On ne pourra faire autrement, surtout si la lecture de ce roman se fait après le premier de Roger Lemelin, Au pied de la Pente douce, qui se déroule dans le même quartier de Québec et le même univers familial et temporel, que de comparer entre les deux. Et certainement, cette comparaison emmènera un soupir de soulagement, même si la lecture ne se fait pas sans ressentir de nombreuses crispations devant plusieurs scènes et échanges entre les personnages. Le patriarche des Plouffe, Théophile, ainsi que le curé de la paroisse, Folbèche, sont dépeints dans toutes leurs rigidités aveugle et avilissante.
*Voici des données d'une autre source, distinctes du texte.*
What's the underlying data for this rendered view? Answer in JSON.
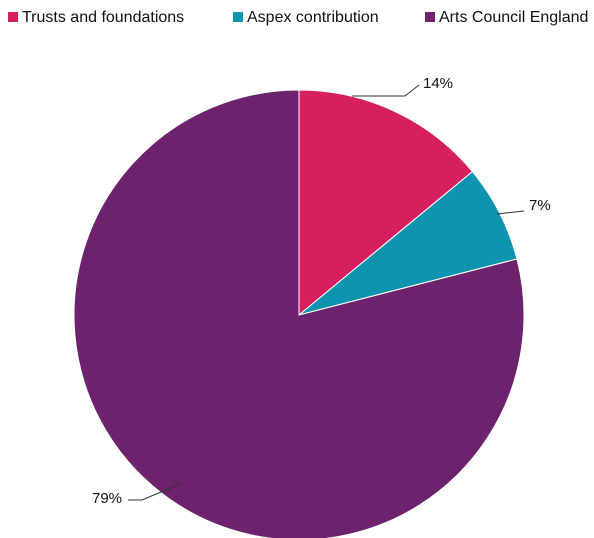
{
  "chart_data": {
    "type": "pie",
    "series": [
      {
        "name": "Trusts and foundations",
        "value": 14,
        "label": "14%",
        "color": "#D61F5F"
      },
      {
        "name": "Aspex contribution",
        "value": 7,
        "label": "7%",
        "color": "#0E94AE"
      },
      {
        "name": "Arts Council England",
        "value": 79,
        "label": "79%",
        "color": "#6C226C"
      }
    ],
    "legend_position": "top",
    "start_angle": "12 o'clock",
    "direction": "clockwise",
    "units": "%"
  }
}
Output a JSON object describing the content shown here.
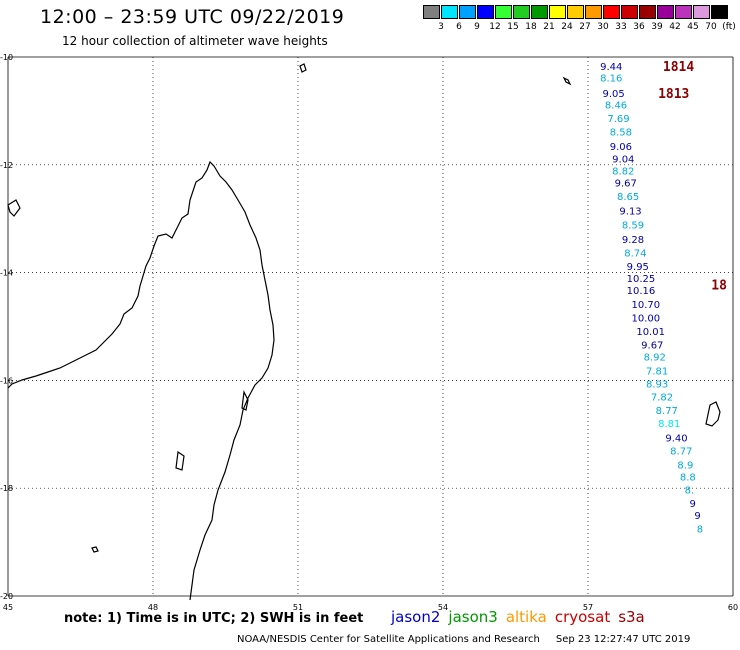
{
  "header": {
    "title": "12:00 – 23:59 UTC 09/22/2019",
    "subtitle": "12 hour collection of altimeter wave heights"
  },
  "color_scale": {
    "colors": [
      "#7f7f7f",
      "#00e5ff",
      "#00a0ff",
      "#0000ff",
      "#33ff33",
      "#22cc22",
      "#009900",
      "#ffff00",
      "#ffcc00",
      "#ff9900",
      "#ff0000",
      "#cc0000",
      "#990000",
      "#990099",
      "#bb33bb",
      "#dd99dd",
      "#000000"
    ],
    "labels": [
      "3",
      "6",
      "9",
      "12",
      "15",
      "18",
      "21",
      "24",
      "27",
      "30",
      "33",
      "36",
      "39",
      "42",
      "45",
      "70",
      "(ft)"
    ]
  },
  "map": {
    "lon_min": 45,
    "lon_max": 60,
    "lat_min": -20,
    "lat_max": -10,
    "lon_ticks": [
      "45",
      "48",
      "51",
      "54",
      "57",
      "60"
    ],
    "lat_ticks": [
      "-10",
      "-12",
      "-14",
      "-16",
      "-18",
      "-20"
    ]
  },
  "passes": [
    {
      "label": "1814",
      "lon": 58.55,
      "lat": -10.17
    },
    {
      "label": "1813",
      "lon": 58.45,
      "lat": -10.67
    },
    {
      "label": "18",
      "lon": 59.55,
      "lat": -14.22
    }
  ],
  "wave_heights": [
    {
      "v": "9.44",
      "lon": 57.25,
      "lat": -10.17,
      "c": "#0000aa"
    },
    {
      "v": "8.16",
      "lon": 57.25,
      "lat": -10.38,
      "c": "#00aadd"
    },
    {
      "v": "9.05",
      "lon": 57.3,
      "lat": -10.67,
      "c": "#0000aa"
    },
    {
      "v": "8.46",
      "lon": 57.35,
      "lat": -10.88,
      "c": "#00aadd"
    },
    {
      "v": "7.69",
      "lon": 57.4,
      "lat": -11.13,
      "c": "#00aadd"
    },
    {
      "v": "8.58",
      "lon": 57.45,
      "lat": -11.38,
      "c": "#00aadd"
    },
    {
      "v": "9.06",
      "lon": 57.45,
      "lat": -11.65,
      "c": "#0000aa"
    },
    {
      "v": "9.04",
      "lon": 57.5,
      "lat": -11.88,
      "c": "#0000aa"
    },
    {
      "v": "8.82",
      "lon": 57.5,
      "lat": -12.11,
      "c": "#00aadd"
    },
    {
      "v": "9.67",
      "lon": 57.55,
      "lat": -12.33,
      "c": "#0000aa"
    },
    {
      "v": "8.65",
      "lon": 57.6,
      "lat": -12.58,
      "c": "#00aadd"
    },
    {
      "v": "9.13",
      "lon": 57.65,
      "lat": -12.85,
      "c": "#0000aa"
    },
    {
      "v": "8.59",
      "lon": 57.7,
      "lat": -13.11,
      "c": "#00aadd"
    },
    {
      "v": "9.28",
      "lon": 57.7,
      "lat": -13.38,
      "c": "#0000aa"
    },
    {
      "v": "8.74",
      "lon": 57.75,
      "lat": -13.63,
      "c": "#00aadd"
    },
    {
      "v": "9.95",
      "lon": 57.8,
      "lat": -13.88,
      "c": "#0000aa"
    },
    {
      "v": "10.25",
      "lon": 57.8,
      "lat": -14.1,
      "c": "#0000aa"
    },
    {
      "v": "10.16",
      "lon": 57.8,
      "lat": -14.32,
      "c": "#0000aa"
    },
    {
      "v": "10.70",
      "lon": 57.9,
      "lat": -14.58,
      "c": "#0000aa"
    },
    {
      "v": "10.00",
      "lon": 57.9,
      "lat": -14.83,
      "c": "#0000aa"
    },
    {
      "v": "10.01",
      "lon": 58.0,
      "lat": -15.08,
      "c": "#0000aa"
    },
    {
      "v": "9.67",
      "lon": 58.1,
      "lat": -15.33,
      "c": "#0000aa"
    },
    {
      "v": "8.92",
      "lon": 58.15,
      "lat": -15.56,
      "c": "#00aadd"
    },
    {
      "v": "7.81",
      "lon": 58.2,
      "lat": -15.82,
      "c": "#00aadd"
    },
    {
      "v": "8.93",
      "lon": 58.2,
      "lat": -16.06,
      "c": "#00aadd"
    },
    {
      "v": "7.82",
      "lon": 58.3,
      "lat": -16.3,
      "c": "#00aadd"
    },
    {
      "v": "8.77",
      "lon": 58.4,
      "lat": -16.55,
      "c": "#00aadd"
    },
    {
      "v": "8.81",
      "lon": 58.45,
      "lat": -16.79,
      "c": "#00e5ff"
    },
    {
      "v": "9.40",
      "lon": 58.6,
      "lat": -17.06,
      "c": "#0000aa"
    },
    {
      "v": "8.77",
      "lon": 58.7,
      "lat": -17.3,
      "c": "#00aadd"
    },
    {
      "v": "8.9",
      "lon": 58.85,
      "lat": -17.56,
      "c": "#00aadd"
    },
    {
      "v": "8.8",
      "lon": 58.9,
      "lat": -17.78,
      "c": "#00aadd"
    },
    {
      "v": "8.",
      "lon": 59.0,
      "lat": -18.02,
      "c": "#00aadd"
    },
    {
      "v": "9",
      "lon": 59.1,
      "lat": -18.27,
      "c": "#0000aa"
    },
    {
      "v": "9",
      "lon": 59.2,
      "lat": -18.5,
      "c": "#0000aa"
    },
    {
      "v": "8",
      "lon": 59.25,
      "lat": -18.75,
      "c": "#00aadd"
    }
  ],
  "note": "note: 1) Time is in UTC; 2) SWH is in feet",
  "satellites": [
    {
      "name": "jason2",
      "color": "#0000cc"
    },
    {
      "name": "jason3",
      "color": "#009900"
    },
    {
      "name": "altika",
      "color": "#ff9900"
    },
    {
      "name": "cryosat",
      "color": "#cc0000"
    },
    {
      "name": "s3a",
      "color": "#990000"
    }
  ],
  "footer": {
    "credit": "NOAA/NESDIS Center for Satellite Applications and Research",
    "timestamp": "Sep 23 12:27:47 UTC 2019"
  }
}
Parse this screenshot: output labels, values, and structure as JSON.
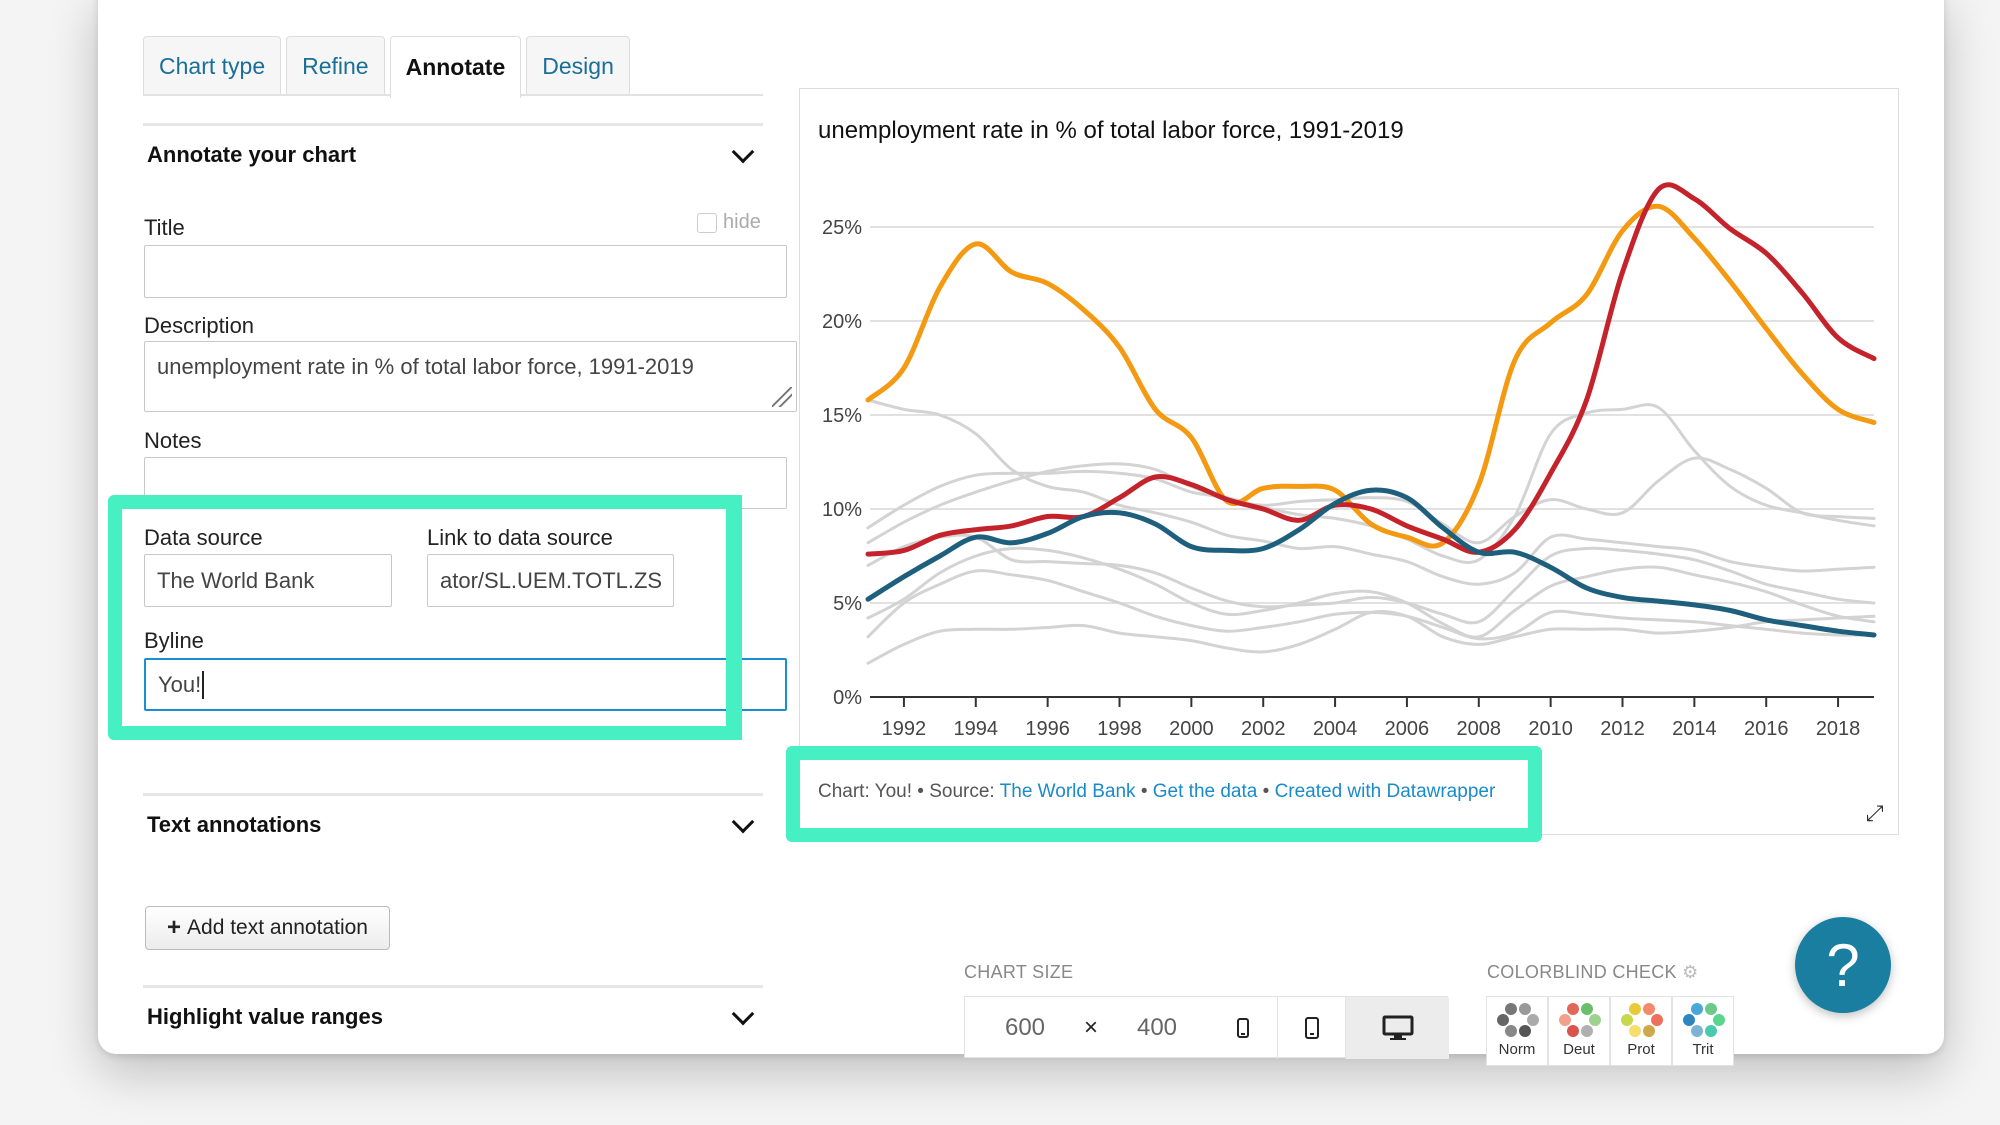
{
  "tabs": [
    {
      "label": "Chart type"
    },
    {
      "label": "Refine"
    },
    {
      "label": "Annotate"
    },
    {
      "label": "Design"
    }
  ],
  "annotate": {
    "heading": "Annotate your chart",
    "title_label": "Title",
    "title_value": "",
    "hide_label": "hide",
    "description_label": "Description",
    "description_value": "unemployment rate in % of total labor force, 1991-2019",
    "notes_label": "Notes",
    "notes_value": "",
    "data_source_label": "Data source",
    "data_source_value": "The World Bank",
    "link_label": "Link to data source",
    "link_value": "ator/SL.UEM.TOTL.ZS",
    "byline_label": "Byline",
    "byline_value": "You!"
  },
  "text_annotations": {
    "heading": "Text annotations",
    "add_button": "Add text annotation"
  },
  "highlight": {
    "heading": "Highlight value ranges"
  },
  "chart_footer": {
    "prefix": "Chart: You! • Source: ",
    "source_link": "The World Bank",
    "sep1": " • ",
    "data_link": "Get the data",
    "sep2": " • ",
    "made_link": "Created with Datawrapper"
  },
  "chart_size": {
    "label": "CHART SIZE",
    "width": "600",
    "times": "×",
    "height": "400"
  },
  "colorblind": {
    "label": "COLORBLIND CHECK",
    "modes": [
      {
        "label": "Norm"
      },
      {
        "label": "Deut"
      },
      {
        "label": "Prot"
      },
      {
        "label": "Trit"
      }
    ]
  },
  "help": {
    "label": "?"
  },
  "colors": {
    "accent_highlight": "#47f0c2",
    "orange": "#f49a12",
    "red": "#c4232b",
    "blue": "#1d5f7d",
    "grey": "#d3d3d3",
    "link": "#1a8bc9"
  },
  "chart_data": {
    "type": "line",
    "title": "unemployment rate in % of total labor force, 1991-2019",
    "xlabel": "",
    "ylabel": "",
    "ylim": [
      0,
      27
    ],
    "grid": true,
    "x_ticks": [
      "1992",
      "1994",
      "1996",
      "1998",
      "2000",
      "2002",
      "2004",
      "2006",
      "2008",
      "2010",
      "2012",
      "2014",
      "2016",
      "2018"
    ],
    "y_ticks": [
      "0%",
      "5%",
      "10%",
      "15%",
      "20%",
      "25%"
    ],
    "x": [
      1991,
      1992,
      1993,
      1994,
      1995,
      1996,
      1997,
      1998,
      1999,
      2000,
      2001,
      2002,
      2003,
      2004,
      2005,
      2006,
      2007,
      2008,
      2009,
      2010,
      2011,
      2012,
      2013,
      2014,
      2015,
      2016,
      2017,
      2018,
      2019
    ],
    "series": [
      {
        "color": "orange",
        "values": [
          15.8,
          17.5,
          21.8,
          24.1,
          22.6,
          22.0,
          20.6,
          18.6,
          15.3,
          13.8,
          10.4,
          11.1,
          11.2,
          11.0,
          9.2,
          8.5,
          8.2,
          11.3,
          17.9,
          19.9,
          21.4,
          24.8,
          26.1,
          24.4,
          22.1,
          19.6,
          17.2,
          15.3,
          14.6
        ]
      },
      {
        "color": "red",
        "values": [
          7.6,
          7.8,
          8.6,
          8.9,
          9.1,
          9.6,
          9.6,
          10.6,
          11.7,
          11.3,
          10.5,
          10.0,
          9.4,
          10.2,
          10.0,
          9.1,
          8.4,
          7.7,
          8.9,
          11.9,
          15.8,
          22.6,
          27.0,
          26.5,
          24.9,
          23.6,
          21.5,
          19.1,
          18.0
        ]
      },
      {
        "color": "blue",
        "values": [
          5.2,
          6.4,
          7.5,
          8.5,
          8.2,
          8.7,
          9.6,
          9.8,
          9.2,
          8.0,
          7.8,
          7.9,
          8.9,
          10.3,
          11.0,
          10.6,
          9.0,
          7.7,
          7.7,
          6.9,
          5.8,
          5.3,
          5.1,
          4.9,
          4.6,
          4.1,
          3.8,
          3.5,
          3.3
        ]
      },
      {
        "color": "grey",
        "values": [
          15.8,
          15.3,
          15.0,
          14.0,
          12.1,
          11.2,
          10.9,
          10.2,
          9.8,
          9.3,
          8.6,
          8.3,
          7.9,
          8.0,
          7.6,
          7.2,
          6.4,
          6.0,
          6.6,
          8.5,
          8.4,
          8.2,
          8.0,
          7.8,
          7.2,
          6.9,
          6.7,
          6.8,
          6.9
        ]
      },
      {
        "color": "grey",
        "values": [
          9.0,
          10.2,
          11.2,
          11.8,
          11.9,
          11.9,
          12.0,
          11.9,
          11.6,
          10.9,
          10.6,
          10.1,
          9.7,
          9.5,
          9.1,
          8.4,
          7.5,
          7.3,
          9.6,
          14.0,
          15.1,
          15.3,
          15.4,
          13.1,
          11.2,
          10.2,
          9.8,
          9.4,
          9.1
        ]
      },
      {
        "color": "grey",
        "values": [
          8.2,
          9.3,
          10.2,
          10.9,
          11.5,
          12.0,
          12.3,
          12.4,
          12.1,
          11.2,
          10.5,
          10.2,
          10.4,
          10.5,
          10.6,
          10.4,
          9.2,
          8.2,
          9.6,
          10.5,
          10.0,
          9.8,
          11.5,
          12.7,
          12.1,
          11.1,
          9.8,
          9.6,
          9.5
        ]
      },
      {
        "color": "grey",
        "values": [
          7.0,
          8.0,
          8.5,
          8.5,
          7.3,
          7.2,
          7.1,
          7.0,
          6.6,
          5.8,
          5.1,
          4.8,
          4.9,
          5.0,
          5.3,
          5.0,
          4.4,
          4.0,
          5.7,
          7.5,
          7.9,
          7.8,
          7.6,
          7.3,
          6.7,
          6.0,
          5.6,
          5.2,
          5.0
        ]
      },
      {
        "color": "grey",
        "values": [
          4.2,
          5.2,
          6.6,
          7.5,
          7.9,
          7.8,
          7.4,
          6.8,
          6.0,
          5.0,
          4.4,
          4.6,
          5.0,
          5.5,
          5.6,
          5.0,
          3.9,
          3.2,
          4.6,
          5.9,
          6.4,
          6.8,
          6.9,
          6.5,
          6.1,
          5.6,
          4.9,
          4.3,
          4.0
        ]
      },
      {
        "color": "grey",
        "values": [
          3.2,
          5.0,
          6.0,
          6.7,
          6.5,
          6.2,
          5.6,
          5.0,
          4.3,
          3.8,
          3.5,
          3.7,
          4.0,
          4.4,
          4.5,
          4.3,
          3.7,
          3.1,
          3.4,
          4.5,
          4.4,
          4.2,
          4.1,
          4.0,
          3.8,
          3.6,
          3.4,
          3.3,
          3.3
        ]
      },
      {
        "color": "grey",
        "values": [
          1.8,
          2.8,
          3.5,
          3.6,
          3.6,
          3.7,
          3.8,
          3.4,
          3.2,
          3.0,
          2.6,
          2.4,
          2.8,
          3.6,
          4.5,
          4.3,
          3.2,
          2.8,
          3.2,
          3.6,
          3.6,
          3.6,
          3.4,
          3.5,
          3.7,
          4.0,
          4.1,
          4.2,
          4.3
        ]
      }
    ]
  }
}
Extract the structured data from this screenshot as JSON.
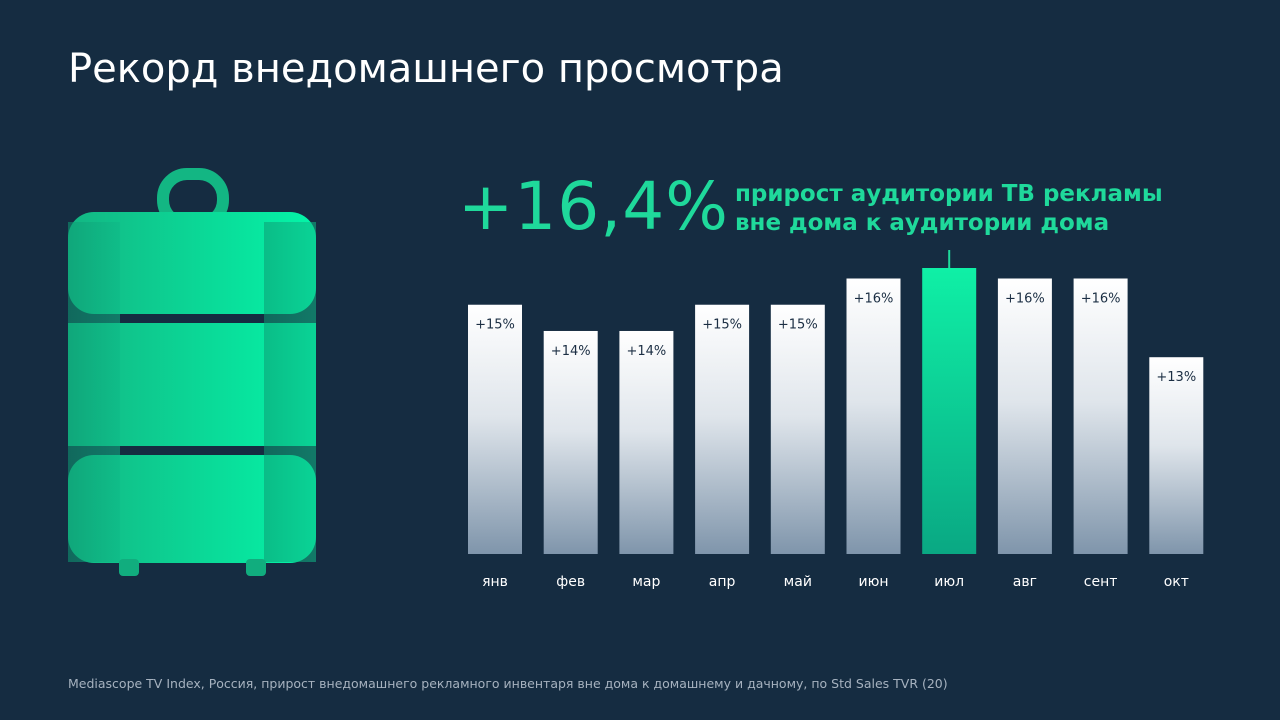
{
  "title": "Рекорд внедомашнего просмотра",
  "headline": {
    "value": "+16,4%",
    "caption_lines": [
      "прирост аудитории ТВ рекламы",
      "вне дома к аудитории дома"
    ]
  },
  "footnote": "Mediascope TV Index, Россия, прирост внедомашнего рекламного инвентаря вне дома к домашнему и дачному, по Std Sales TVR (20)",
  "colors": {
    "background": "#152c41",
    "accent": "#1fd99b",
    "bar_top": "#ffffff",
    "bar_bottom": "#7f95ab",
    "label": "#1b2e43"
  },
  "chart_data": {
    "type": "bar",
    "categories": [
      "янв",
      "фев",
      "мар",
      "апр",
      "май",
      "июн",
      "июл",
      "авг",
      "сент",
      "окт"
    ],
    "values": [
      15,
      14,
      14,
      15,
      15,
      16,
      16.4,
      16,
      16,
      13
    ],
    "value_labels": [
      "+15%",
      "+14%",
      "+14%",
      "+15%",
      "+15%",
      "+16%",
      "",
      "+16%",
      "+16%",
      "+13%"
    ],
    "highlight_index": 6,
    "unit": "%",
    "grid": false,
    "legend": "none"
  }
}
Il y a par contre des scènes du roman qui ont atteint un statut quasi mythique, comme celle au Château Frontenac, entre Ovide Plouffe (interprété dans les films par Gabriel Arcand, au meilleur de sa force réservée d’acteur) et Rita Toulouse (interprétée dans les films par Anne Létourneau, incarnation sans pareil du charme d’une autre époque). Ou encore celle de la procession contre la conscription, qui s’étend et serpente entre les quartiers de la basse-ville et les hauteurs de la basilique-cathédrale et qui signalera le point d’orgue de ce mouvement. Mais, bien entendu, si nous avons l’impression de reconnaitre ces scènes emblématiques avant même de les lire, c’est parce que nous avons souvenir, pour plusieurs, d’avoir littéralement vu ces scènes dans le film [1] réalisé par Gilles Carle, qui l’avait d’ailleurs scénarisé en proche collaboration avec l’auteur.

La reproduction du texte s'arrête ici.